Veo las imágenes y se me caen las lágrimas
Hablar de Natxo González lo esta haciendo uno de los mejores surfistas de olas grandes de la historia. El surfista vasco, especialista en olas grandes, acudió a Mullaghmore (Irlanda) para buscar la frontera más allá de los límites y desafiarte a ti mismo en uno de los lugares más temibles del mundo. Tras superar graves problemas neurológicos y casi dos años fuera del agua tras dos terribles caídas en Puerto Escondido y Nazaré, el surfista plentziano viajó a Irlanda, donde realizó una actuación memorable.

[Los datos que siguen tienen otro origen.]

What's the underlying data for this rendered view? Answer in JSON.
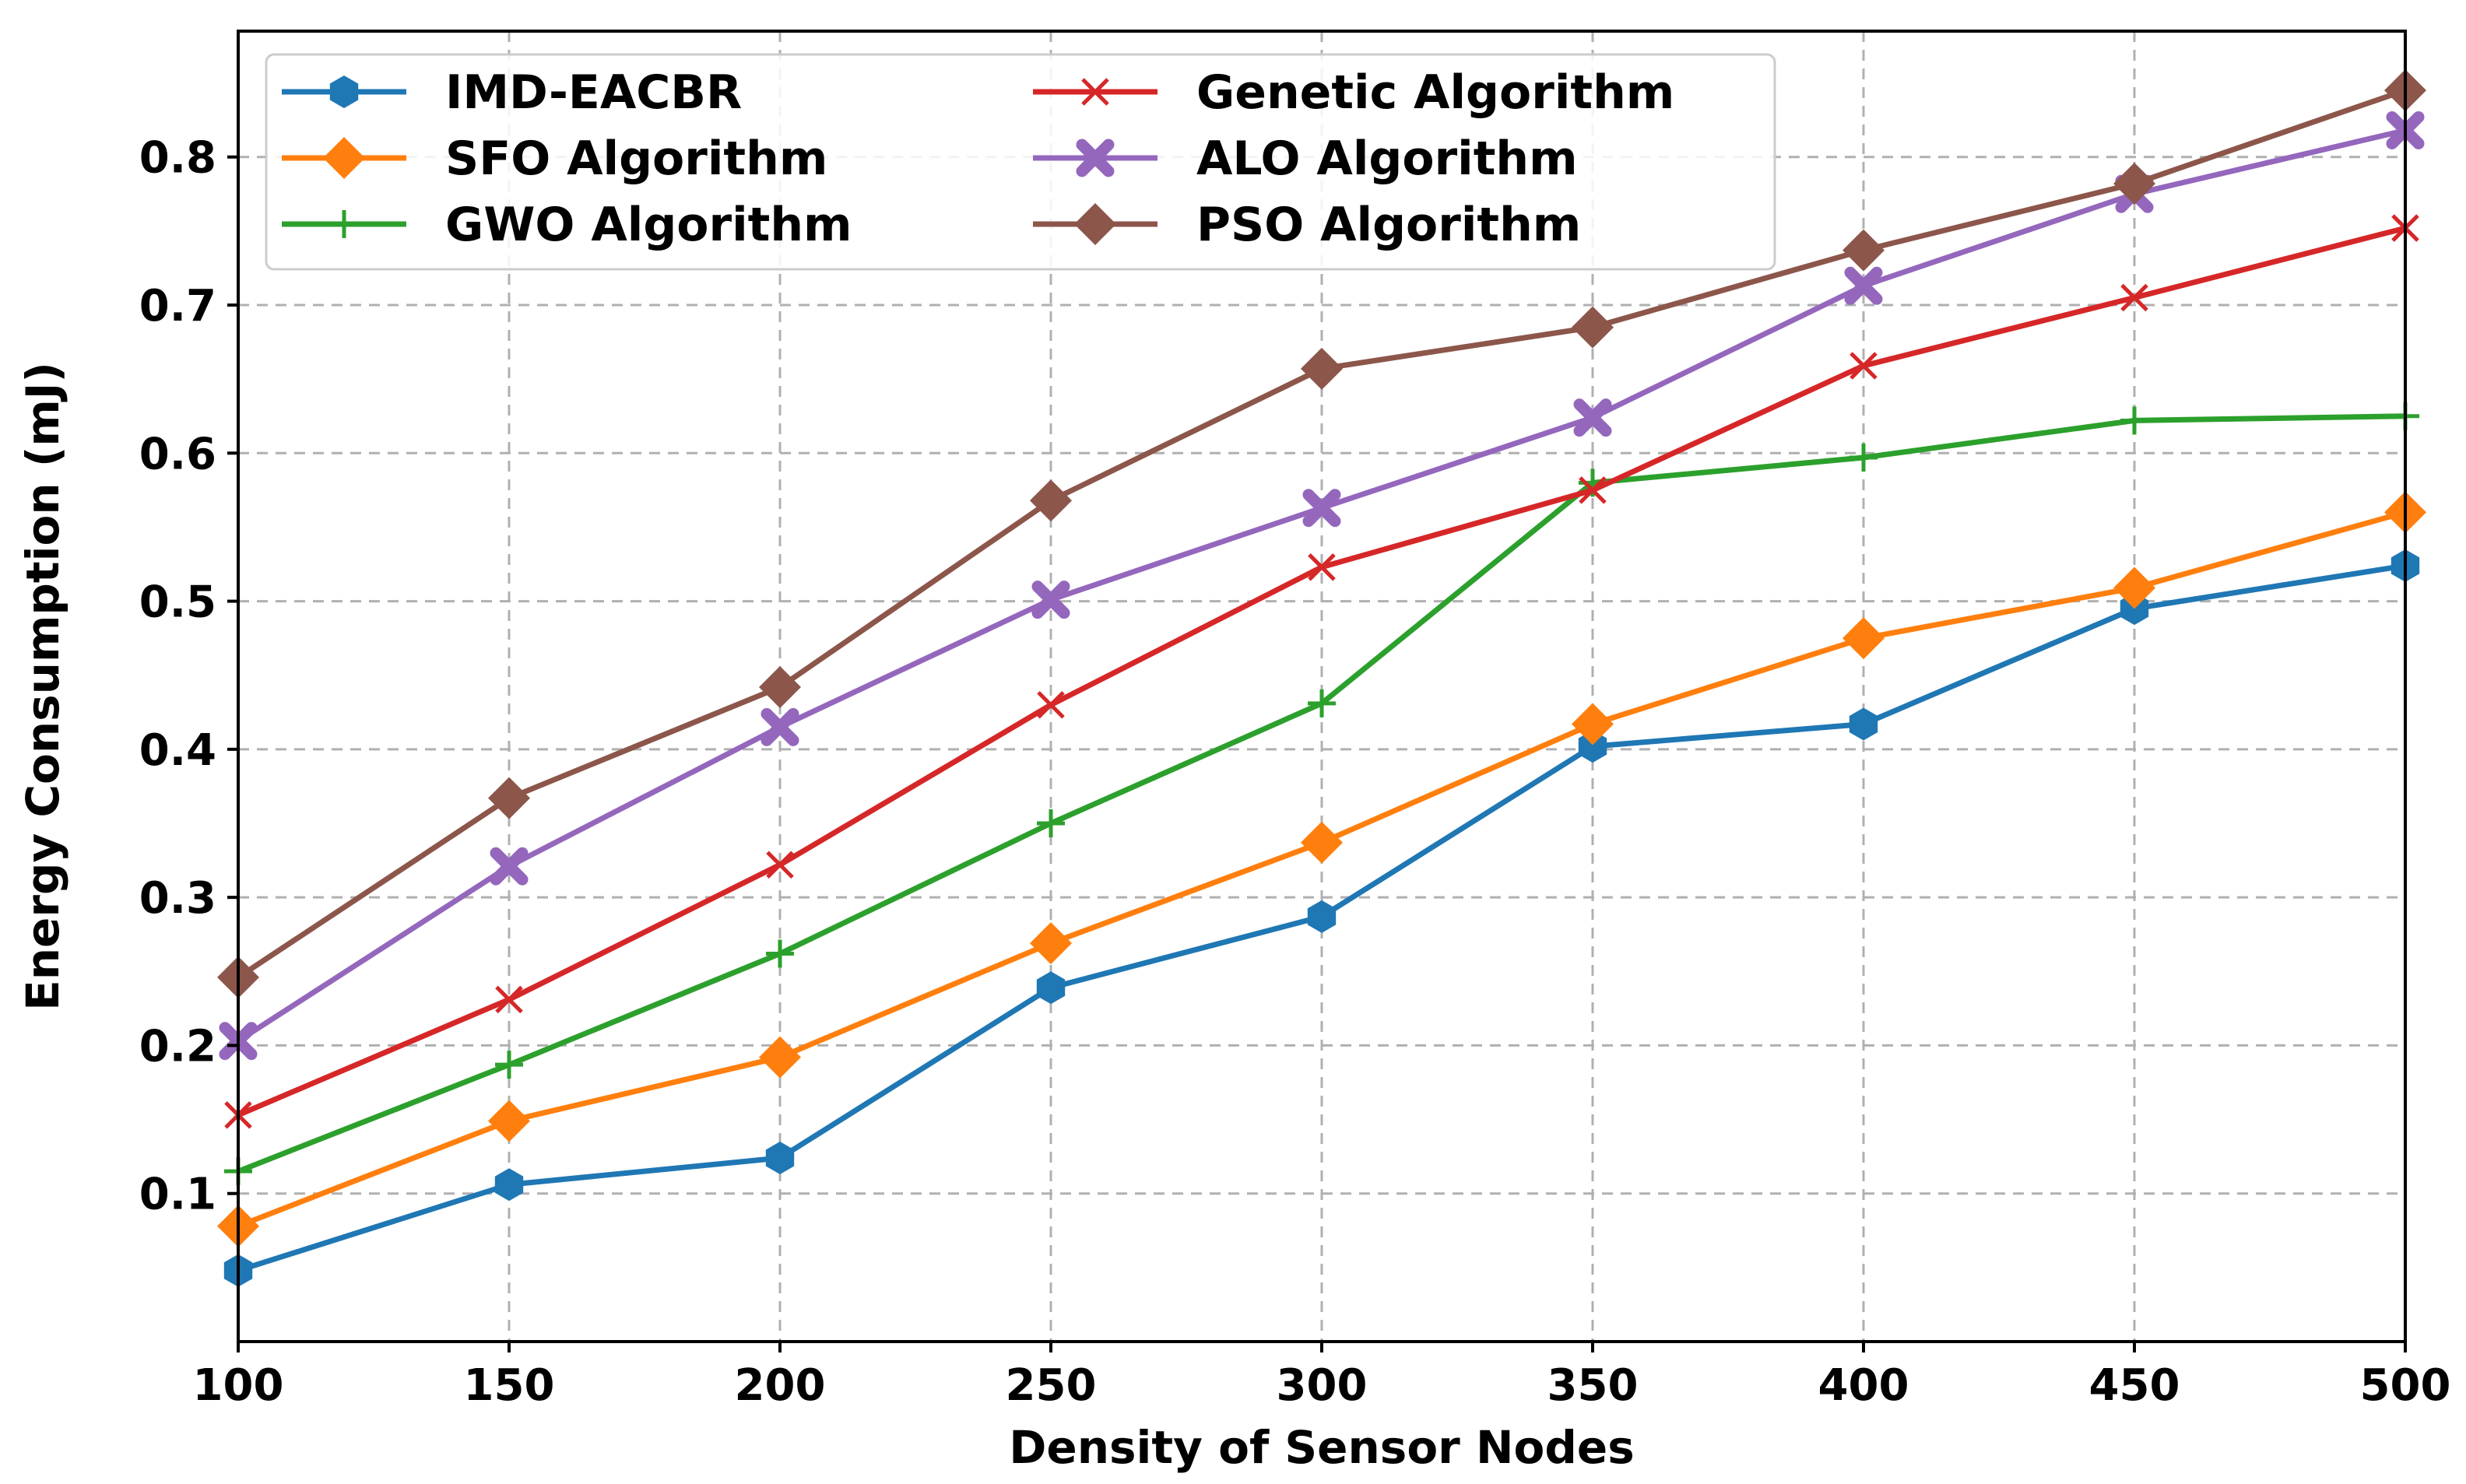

Para Natxo González, tras varias sesiones de buenas olas que le dieron confianza, llegó el momento de la verdad donde una serie brutal asomaba en el horizonte. El surfista vasco, doble ganador del Clase Quemao (2022 y 2021), la vaca (2022) y el Punta Galea (2022), hizo una crónica de esta ola histórica, que muchos surfistas locales e internacionales consideran la ola más pesada jamás remada en la legendaria ola irlandesa.
“No creo que vuelva a surfear en mi vida después de esto”, bromeó el surfista vasco nada más salir del agua.

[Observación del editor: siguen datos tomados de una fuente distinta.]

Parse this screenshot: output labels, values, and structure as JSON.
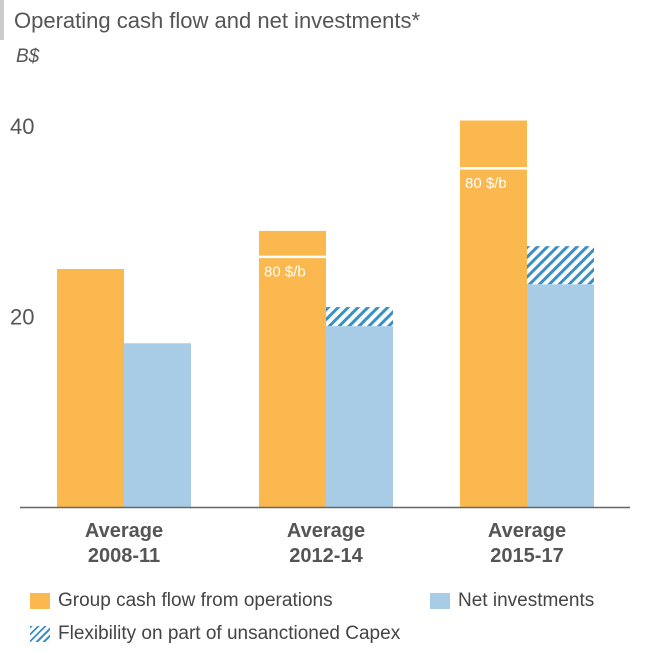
{
  "chart_data": {
    "type": "bar",
    "title": "Operating cash flow and net investments*",
    "ylabel": "B$",
    "ylim": [
      0,
      40
    ],
    "yticks": [
      20,
      40
    ],
    "grid": false,
    "categories": [
      "Average\n2008-11",
      "Average\n2012-14",
      "Average\n2015-17"
    ],
    "category_lines": [
      [
        "Average",
        "2008-11"
      ],
      [
        "Average",
        "2012-14"
      ],
      [
        "Average",
        "2015-17"
      ]
    ],
    "series": [
      {
        "name": "Group cash flow from operations",
        "color": "#FBB84E",
        "values": [
          25,
          29,
          40.6
        ]
      },
      {
        "name": "Net investments",
        "color": "#A8CCE6",
        "values": [
          17.2,
          19,
          23.4
        ]
      },
      {
        "name": "Flexibility on part of unsanctioned Capex",
        "color": "#3A8FC7",
        "pattern": "hatch",
        "stacked_on": "Net investments",
        "values": [
          0,
          2,
          4
        ]
      }
    ],
    "annotations": [
      {
        "category": "Average\n2012-14",
        "series": "Group cash flow from operations",
        "text": "80 $/b",
        "value": 26.3
      },
      {
        "category": "Average\n2015-17",
        "series": "Group cash flow from operations",
        "text": "80 $/b",
        "value": 35.6
      }
    ],
    "legend_position": "bottom"
  }
}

«Es la mejor ola de la vida, la mejor ola de mi carrera.. Creo que detrás de esta ola hay un recorrido, muchos años de surf y experiencia. Y muchos años de trabajo, pasión y tiempo. Toda una vida”, admite Natxo González en declaraciones a Red Bull.

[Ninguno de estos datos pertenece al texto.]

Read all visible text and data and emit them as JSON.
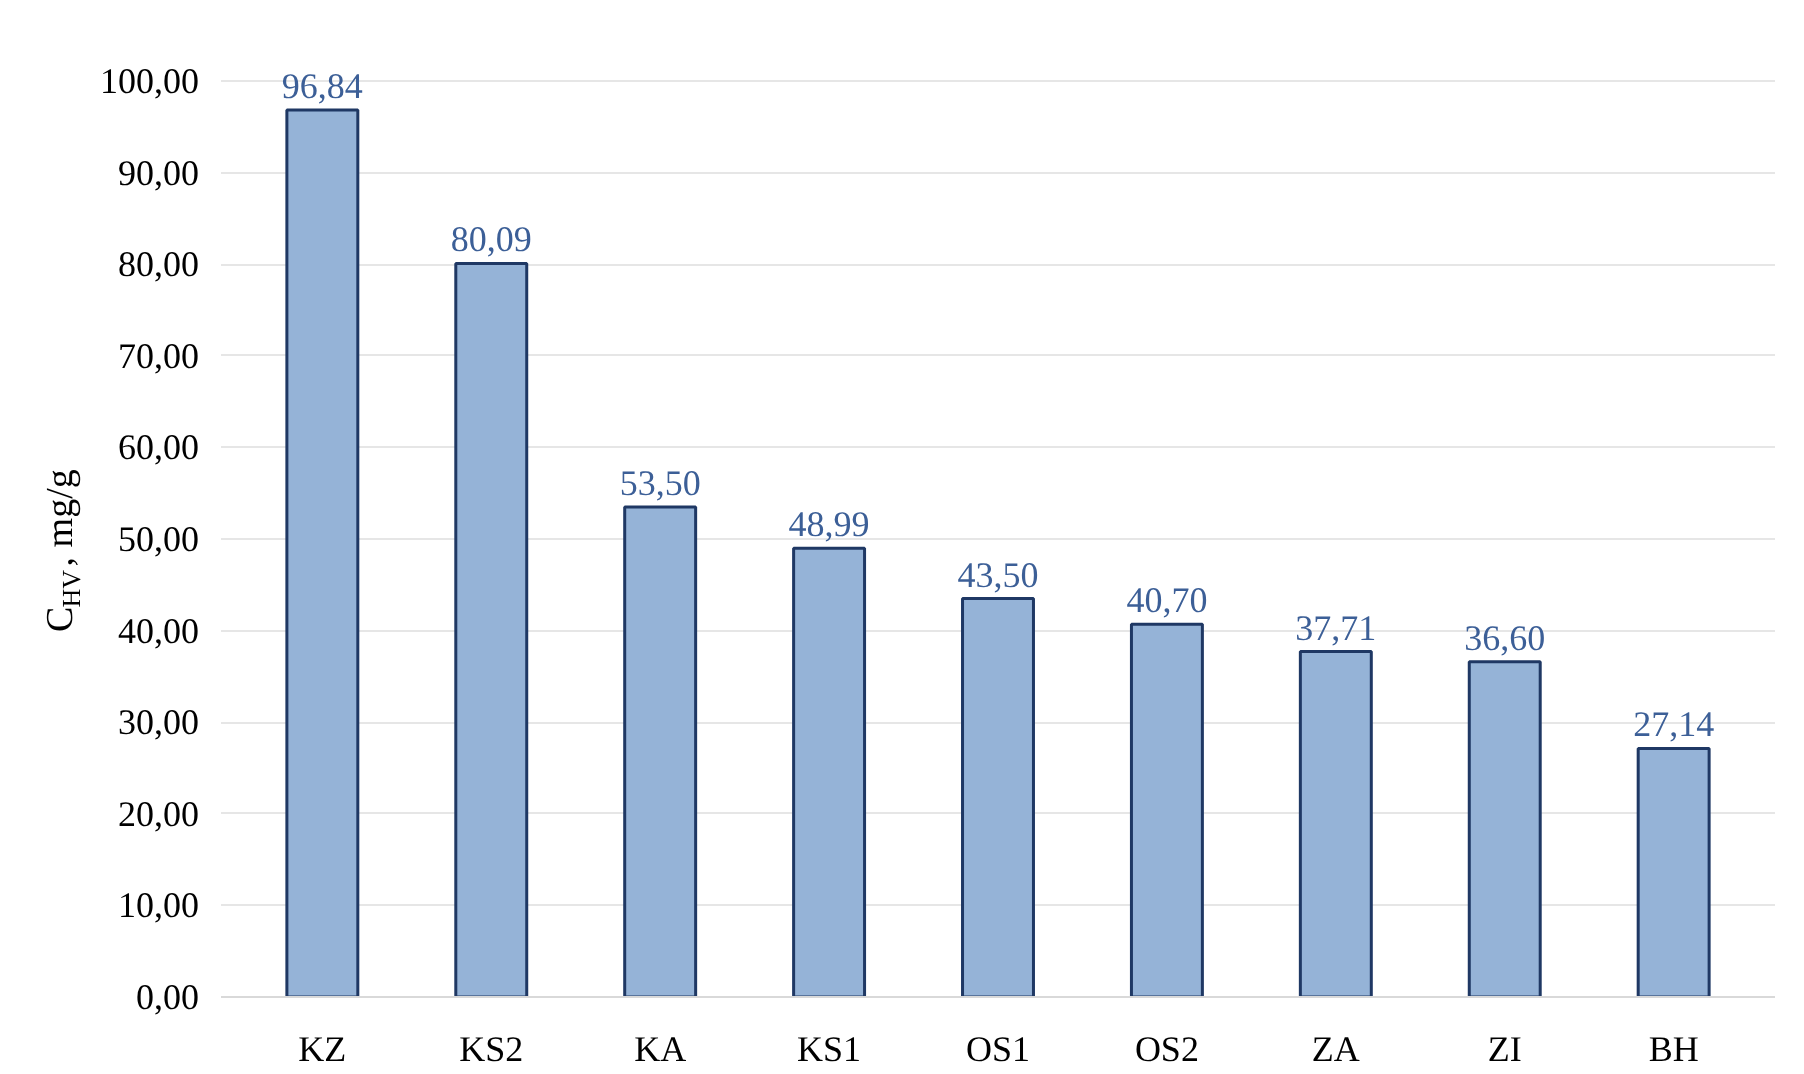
{
  "chart_data": {
    "type": "bar",
    "ylabel": "C$_{HV}$, mg/g",
    "categories": [
      "KZ",
      "KS2",
      "KA",
      "KS1",
      "OS1",
      "OS2",
      "ZA",
      "ZI",
      "BH"
    ],
    "values": [
      96.84,
      80.09,
      53.5,
      48.99,
      43.5,
      40.7,
      37.71,
      36.6,
      27.14
    ],
    "value_labels": [
      "96,84",
      "80,09",
      "53,50",
      "48,99",
      "43,50",
      "40,70",
      "37,71",
      "36,60",
      "27,14"
    ],
    "color": "#95b3d7",
    "ylim": [
      0,
      100
    ],
    "yticks": [
      {
        "value": 0,
        "label": "0,00"
      },
      {
        "value": 10,
        "label": "10,00"
      },
      {
        "value": 20,
        "label": "20,00"
      },
      {
        "value": 30,
        "label": "30,00"
      },
      {
        "value": 40,
        "label": "40,00"
      },
      {
        "value": 50,
        "label": "50,00"
      },
      {
        "value": 60,
        "label": "60,00"
      },
      {
        "value": 70,
        "label": "70,00"
      },
      {
        "value": 80,
        "label": "80,00"
      },
      {
        "value": 90,
        "label": "90,00"
      },
      {
        "value": 100,
        "label": "100,00"
      }
    ],
    "grid": "y"
  }
}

Muchos expertos han calificado esta ola como una de las mejores jamás remadas en Mullaghmore, algo que a Natxo González le “entusiasma mucho”.
«Muchos dicen que esta es la ola más pesada remada en la historia de Mullaghmore. La verdad es que por la gente que la ha escuchado, estoy muy emocionado. Esta ola es la mejor ola de mi vida porque resume toda mi carrera, toda la experiencia que he adquirido todos estos años, todo el trabajo, toda la pasión. Creo que esta ola me puso todas las dificultades y logré hacerlo perfectamente. Por eso es la ola de mi vida.«, admitió Natxo González.
«Cuando vi esta serie, al principio pensé que no sabíamos remar. Y simplemente lo intenté. Al final, así se superan los límites: probar y probar. En esta magnitud de olas, la relación entre intento y riesgo es muy alta y, al final, hay que ver si sale o no», añade el surfista vasco.
“Toda una carrera detrás de una ola de esta magnitud”
Natxo González también explicó lo que sintió dentro de este enorme tubo y mientras la pared de la enorme ola descendía.
“Fui con todo en todo momento porque sino no lo vas a hacer. Sinceramente, al principio pensé que no lo iba a hacer (el tubo). La bajada fue muy intensa y cuando llegué abajo, en el plano de la ola, pensé, ‘¿Qué es esto? ¿A dónde voy? ¿Qué tan loco es esto?’ Lo interesante es que es muy difícil acostumbrarse a surfear olas como ésta porque ocurre muy raramente en nuestra carrera. Al final te adaptas a la naturaleza e improvisas. Hice de todo, comencé a remar con todas mis fuerzas, me levanté y recuerdo que el viento cada vez era más fuerte. Empecé a ir a favor del viento, un bache donde casi me caigo, otro bache donde casi me caigo, otro bache donde casi me caigo y llegué al plano de la ola y vi que lo que venía después era algo inmenso. Y dije: “¿Qué estoy haciendo aquí?” Moriré si caigo aquí. Al final es algo en lo que no se piensa mucho”, afirma Natxo González.
«Hubo un momento en que la ola me envolvió por completo, el tubo me cubrió por completo. Tuve la visión más pesada de mi vida y recuerdo que la ola escupía súper fuerte de adentro hacia afuera y me impulsó por el aire, hasta llegar al canal. Este tipo de ondas pasa todo muy rápido y de una manera tan intensa que todo desaparece en un segundo. Después de eso, un grito brutal que llevaré conmigo por el resto de mi vida. Veo las imágenes y se me saltan las lágrimas”, recuerda el surfista vasco.
“Toda una carrera detrás de una ola de esta magnitud”, resume Natxo González.